One of the most notable things about bull markets is how they continually surprise you to the upside. Quite often investors will tell themselves “the market is overbought and has to correct,” only to find that it either doesn’t correct nearly as much as they expect or doesn’t even correct at all.
As usual, expectations will often conflict with reality—or, at least, with history. In his recent interview with Financial Sense Newshour (click here for audio), Richard Dickson says that in a bull market, 10% corrections are actually quite rare:
“We’ve already had two corrections over 10% in this bull market—in 2011 and in 2012. And, historically, when you go back and look at all the bull markets that we’ve had since 1940…there has never been more than one 10% correction in any one bull market. Now this is based on the Dow—it is based on a closing price. There’s never been more than one 10% correction in a bull market since 1940 right up until 2009. Obviously we’ve had two this time.”
On a historical basis, this would imply that the market can keep going higher without seeing a significant correction—but certainly a pullback—assuming you believe the bull market will continue (Note: a “pullback” is usually defined as a 5% move over time from the highs, “correction” as a 10% move, and a “bear market” as 20% or more).
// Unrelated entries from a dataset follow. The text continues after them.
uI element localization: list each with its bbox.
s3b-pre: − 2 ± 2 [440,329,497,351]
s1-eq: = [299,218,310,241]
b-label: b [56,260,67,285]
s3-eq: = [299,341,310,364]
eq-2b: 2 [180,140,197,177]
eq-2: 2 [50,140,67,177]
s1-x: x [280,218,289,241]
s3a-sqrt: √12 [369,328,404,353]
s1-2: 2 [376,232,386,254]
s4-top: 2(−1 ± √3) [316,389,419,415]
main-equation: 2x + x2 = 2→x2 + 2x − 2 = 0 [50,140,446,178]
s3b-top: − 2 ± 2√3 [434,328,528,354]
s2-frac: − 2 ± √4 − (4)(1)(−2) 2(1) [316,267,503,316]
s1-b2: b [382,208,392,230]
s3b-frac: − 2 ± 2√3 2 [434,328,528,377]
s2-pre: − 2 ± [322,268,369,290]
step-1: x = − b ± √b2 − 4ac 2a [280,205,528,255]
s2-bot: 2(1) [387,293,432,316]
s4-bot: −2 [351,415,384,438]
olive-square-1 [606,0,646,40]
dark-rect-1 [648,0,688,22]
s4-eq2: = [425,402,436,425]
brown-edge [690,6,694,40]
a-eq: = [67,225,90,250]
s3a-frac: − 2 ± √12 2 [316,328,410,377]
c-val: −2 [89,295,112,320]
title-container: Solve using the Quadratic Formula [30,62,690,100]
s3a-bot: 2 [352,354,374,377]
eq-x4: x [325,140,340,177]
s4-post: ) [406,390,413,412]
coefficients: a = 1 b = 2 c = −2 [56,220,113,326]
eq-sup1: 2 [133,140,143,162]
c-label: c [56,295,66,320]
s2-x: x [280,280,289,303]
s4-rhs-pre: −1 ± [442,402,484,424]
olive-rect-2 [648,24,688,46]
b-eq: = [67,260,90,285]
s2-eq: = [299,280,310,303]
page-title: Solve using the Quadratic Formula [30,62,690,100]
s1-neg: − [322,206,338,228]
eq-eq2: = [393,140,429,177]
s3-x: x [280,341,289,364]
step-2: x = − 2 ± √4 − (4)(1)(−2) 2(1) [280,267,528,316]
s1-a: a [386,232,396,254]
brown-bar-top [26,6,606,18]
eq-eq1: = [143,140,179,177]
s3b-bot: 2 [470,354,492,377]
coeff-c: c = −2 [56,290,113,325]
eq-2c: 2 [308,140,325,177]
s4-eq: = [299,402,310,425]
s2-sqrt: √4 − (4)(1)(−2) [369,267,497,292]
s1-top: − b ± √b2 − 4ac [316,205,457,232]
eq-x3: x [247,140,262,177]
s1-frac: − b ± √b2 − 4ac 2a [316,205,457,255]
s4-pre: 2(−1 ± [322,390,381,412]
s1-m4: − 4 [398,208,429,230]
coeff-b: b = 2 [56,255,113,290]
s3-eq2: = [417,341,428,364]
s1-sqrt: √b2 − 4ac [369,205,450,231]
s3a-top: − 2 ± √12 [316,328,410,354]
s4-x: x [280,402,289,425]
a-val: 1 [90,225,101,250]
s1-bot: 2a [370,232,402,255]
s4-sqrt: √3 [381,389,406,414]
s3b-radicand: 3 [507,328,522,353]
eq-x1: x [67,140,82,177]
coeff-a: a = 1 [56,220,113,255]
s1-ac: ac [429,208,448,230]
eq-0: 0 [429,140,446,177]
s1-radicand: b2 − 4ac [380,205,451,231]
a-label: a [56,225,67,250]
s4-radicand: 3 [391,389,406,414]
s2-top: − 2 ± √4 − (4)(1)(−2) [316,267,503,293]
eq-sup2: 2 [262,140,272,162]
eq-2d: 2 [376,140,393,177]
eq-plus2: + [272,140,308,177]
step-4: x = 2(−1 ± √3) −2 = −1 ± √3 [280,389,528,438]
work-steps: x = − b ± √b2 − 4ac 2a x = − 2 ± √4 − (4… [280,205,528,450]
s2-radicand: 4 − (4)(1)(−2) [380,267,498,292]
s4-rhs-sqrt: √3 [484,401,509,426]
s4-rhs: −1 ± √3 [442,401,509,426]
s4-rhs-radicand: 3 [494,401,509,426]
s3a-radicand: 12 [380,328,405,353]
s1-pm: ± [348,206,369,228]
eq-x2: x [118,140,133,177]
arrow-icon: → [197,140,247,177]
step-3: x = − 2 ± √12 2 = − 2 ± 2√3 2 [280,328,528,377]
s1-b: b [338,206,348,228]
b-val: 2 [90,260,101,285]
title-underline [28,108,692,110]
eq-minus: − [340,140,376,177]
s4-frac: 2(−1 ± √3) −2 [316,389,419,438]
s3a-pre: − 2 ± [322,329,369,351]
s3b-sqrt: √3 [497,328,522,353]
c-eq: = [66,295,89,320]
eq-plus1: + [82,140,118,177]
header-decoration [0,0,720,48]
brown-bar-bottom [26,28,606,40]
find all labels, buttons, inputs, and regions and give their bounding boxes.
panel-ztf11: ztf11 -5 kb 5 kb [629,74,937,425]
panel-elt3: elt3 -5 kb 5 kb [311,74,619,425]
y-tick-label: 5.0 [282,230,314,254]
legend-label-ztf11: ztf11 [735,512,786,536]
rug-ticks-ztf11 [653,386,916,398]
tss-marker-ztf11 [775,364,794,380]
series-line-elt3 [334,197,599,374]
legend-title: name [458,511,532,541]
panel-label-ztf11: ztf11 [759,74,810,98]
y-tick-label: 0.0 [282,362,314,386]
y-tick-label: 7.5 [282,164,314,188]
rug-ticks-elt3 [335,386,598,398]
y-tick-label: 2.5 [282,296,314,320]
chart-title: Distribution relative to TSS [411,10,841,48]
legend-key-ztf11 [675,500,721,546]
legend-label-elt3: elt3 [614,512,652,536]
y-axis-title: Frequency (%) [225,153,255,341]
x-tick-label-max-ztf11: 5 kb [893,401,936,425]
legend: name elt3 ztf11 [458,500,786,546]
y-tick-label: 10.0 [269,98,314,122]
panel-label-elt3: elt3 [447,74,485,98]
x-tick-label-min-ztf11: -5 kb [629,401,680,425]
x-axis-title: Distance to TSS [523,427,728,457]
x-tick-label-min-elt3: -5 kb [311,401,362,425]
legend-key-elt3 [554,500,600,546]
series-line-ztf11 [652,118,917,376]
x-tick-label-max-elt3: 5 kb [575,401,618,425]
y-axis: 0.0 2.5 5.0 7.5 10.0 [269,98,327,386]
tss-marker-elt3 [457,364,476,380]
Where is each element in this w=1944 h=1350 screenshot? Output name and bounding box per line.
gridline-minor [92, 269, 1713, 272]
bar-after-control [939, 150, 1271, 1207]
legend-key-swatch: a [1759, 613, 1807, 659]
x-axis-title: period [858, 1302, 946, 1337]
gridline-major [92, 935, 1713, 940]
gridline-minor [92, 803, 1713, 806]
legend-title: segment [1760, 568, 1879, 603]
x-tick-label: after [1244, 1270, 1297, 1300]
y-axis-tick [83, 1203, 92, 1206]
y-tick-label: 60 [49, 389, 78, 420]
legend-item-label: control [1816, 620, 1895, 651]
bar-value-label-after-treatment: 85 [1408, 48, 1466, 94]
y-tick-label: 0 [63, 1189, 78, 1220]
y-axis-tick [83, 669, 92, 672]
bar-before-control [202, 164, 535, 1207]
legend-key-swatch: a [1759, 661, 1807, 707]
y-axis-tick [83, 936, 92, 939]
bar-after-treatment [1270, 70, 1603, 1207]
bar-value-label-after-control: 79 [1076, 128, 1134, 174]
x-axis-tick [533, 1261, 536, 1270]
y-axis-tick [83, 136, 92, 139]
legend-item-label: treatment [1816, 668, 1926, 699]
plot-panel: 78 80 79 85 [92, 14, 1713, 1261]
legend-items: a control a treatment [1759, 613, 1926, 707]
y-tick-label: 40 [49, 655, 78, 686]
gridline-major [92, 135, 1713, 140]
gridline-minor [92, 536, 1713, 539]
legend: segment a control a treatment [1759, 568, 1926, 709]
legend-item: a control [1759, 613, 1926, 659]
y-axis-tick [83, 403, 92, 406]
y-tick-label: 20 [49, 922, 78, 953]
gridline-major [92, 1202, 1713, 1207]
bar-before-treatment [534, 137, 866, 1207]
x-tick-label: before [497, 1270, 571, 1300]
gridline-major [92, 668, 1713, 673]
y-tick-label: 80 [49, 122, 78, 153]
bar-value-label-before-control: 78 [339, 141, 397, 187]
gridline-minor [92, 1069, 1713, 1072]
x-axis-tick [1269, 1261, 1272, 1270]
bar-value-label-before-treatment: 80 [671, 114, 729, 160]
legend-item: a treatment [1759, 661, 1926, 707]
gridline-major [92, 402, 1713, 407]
When asked whether he thought the bull market would continue, Dickson replied:
“Oh yeah—no question about it. We are not seeing any signs still of a major top. The July highs in the S&P, the New York Composite, obviously the July high in the Dow Jones, were all confirmed by the advance-decline lines as I pointed out before. You asked me about selling pressure—that really has not shown any kind of a dynamic increase. Historically, we have seen a significant increase in selling pressure at some point prior to the major market top. And there has been none.”
Given Dickson’s outlook for a continued bull market, one of the sectors he recommends to watch closely on a pullback is information technology, saying “that one is showing good relative strength, a good power rating, and a good short-term supply/demand matrix.”